Artykuły

Sezon warszawski

Dla mnie trwał on pięć pracowitych tygodni. W nieocenionym warszawskim azylu, czyli w nagrzanej od majowych upałów mansardzie przy ul. Foksal, tłumaczyłem cykl opowiadań D. H. Lawrence'a (znanego starszym czytelnikom jako autor słynnego niegdyś "Kochanka Lady Chatterley"), a równocześnie starałem się, śledzić to, co ciekawsze w życiu artystycznym stolicy, a z czym brak czasu nie zawsze pozwolił mi się zapoznać osobiście, choć pewnym pokusom - o których niżej - nie potrafiłem się oprzeć. Zresztą fala upałów nie zachęcała do brania udziału w imprezach, funkcjonujących w zamkniętych i dusznych pomieszczeniach.
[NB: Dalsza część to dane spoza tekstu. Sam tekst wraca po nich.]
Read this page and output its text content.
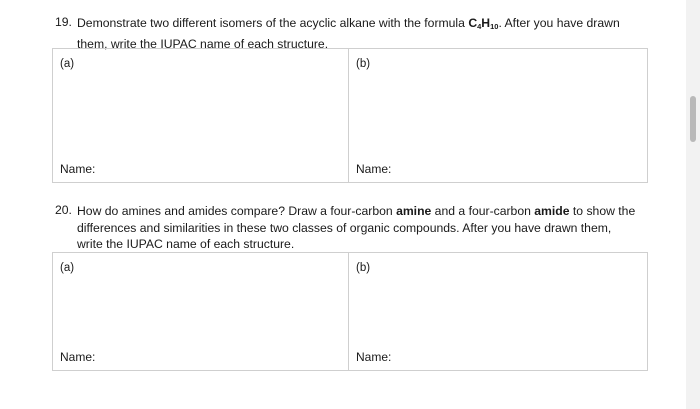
19. Demonstrate two different isomers of the acyclic alkane with the formula $C_4H_{10}$. After you have drawn
them, write the IUPAC name of each structure.
(a)
Name:
(b)
Name:
20. How do amines and amides compare? Draw a four-carbon amine and a four-carbon amide to show the
differences and similarities in these two classes of organic compounds. After you have drawn them,
write the IUPAC name of each structure.
(a)
Name:
(b)
Name:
Z tego punktu widzenia szatańskim niemal pomysłem było wystawienie przez Teatr "Studio" słynnej sztuki Petera Weissa pt. "Męczeństwo i śmierć Jean Paul Marata, przedstawione przez zespół aktorski przytułku w Charenton pod kierownictwem pana de Sade". Tytuł przydługi, ale była kiedyś moda na takie przydługie tytuły. Pamiętam tę sztukę sprzed lat, wystawiał ją teatr "Ateneum" w inscenizacji i reżyserii Konrada Swinarskiego. Inscenizację wynoszono wtedy pod niebiosa. Toteż aktem niejakiej odwagi było wznowienie sztuki przez Marka Walczewskiego w jego własnej, nowej wersji inscenizacyjnej i reżyserskiej. A dlaczego uważam, że pomysł był - na okres upałów - szatański?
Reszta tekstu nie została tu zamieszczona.